Vierte la vinagreta directamente sobre la ensalada y remueve con cuidado para que todos los sabores se impregnen bien en los garbanzos.
Emplata en una fuente bonita o en tus fiambreras y decora por encima con las mazorquitas de maíz y los espárragos blancos.
Consejos y Beneficios Nutricionales:
Proteína Completa y Variada: La combinación de la legumbre con el huevo y el atún aporta un abanico completo de aminoácidos esenciales, ideales para la salud muscular y una reparación óptima de los tejidos.
Fibra y Salud Intestinal: Los garbanzos y las hortalizas crudas son excelentes fuentes de fibra soluble e insoluble, lo que favorece una correcta salud digestiva y evita los picos de hambre entre horas.
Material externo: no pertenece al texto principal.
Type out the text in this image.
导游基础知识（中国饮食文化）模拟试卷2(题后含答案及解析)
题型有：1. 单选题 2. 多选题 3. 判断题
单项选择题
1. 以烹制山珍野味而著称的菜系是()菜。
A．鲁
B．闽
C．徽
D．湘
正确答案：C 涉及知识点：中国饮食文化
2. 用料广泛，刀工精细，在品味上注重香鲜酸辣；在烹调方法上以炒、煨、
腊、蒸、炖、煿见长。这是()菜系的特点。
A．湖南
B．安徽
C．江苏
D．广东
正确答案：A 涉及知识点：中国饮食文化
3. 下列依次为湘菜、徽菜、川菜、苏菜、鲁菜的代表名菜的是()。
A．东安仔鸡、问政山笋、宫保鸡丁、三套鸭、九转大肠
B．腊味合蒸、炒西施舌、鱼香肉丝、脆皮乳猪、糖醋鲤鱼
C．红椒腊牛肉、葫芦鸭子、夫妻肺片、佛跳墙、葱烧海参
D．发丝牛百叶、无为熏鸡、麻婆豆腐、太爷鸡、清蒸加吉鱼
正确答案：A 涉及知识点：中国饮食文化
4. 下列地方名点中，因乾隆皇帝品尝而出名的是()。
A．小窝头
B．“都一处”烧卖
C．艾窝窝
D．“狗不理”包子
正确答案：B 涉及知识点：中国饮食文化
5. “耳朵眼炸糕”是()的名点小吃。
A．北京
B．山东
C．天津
Grasas Monoinsaturadas y Corazón: El aliño a base de AOVE en crudo proporciona polifenoles y ácidos grasos que cuidan activamente la salud cardiovascular.
Bajo Índice Glucémico: Es un plato idóneo para mantener estables los niveles de azúcar en sangre, proporcionando una energía limpia y duradera idónea para la salud metabólica.
Vitaminas y Minerales Esenciales: La zanahoria (rica en betacarotenos), el pimiento y el tomate (altos en vitamina C) multiplican el poder antioxidante del plato, apoyando el bienestar de la piel y el sistema inmunitario.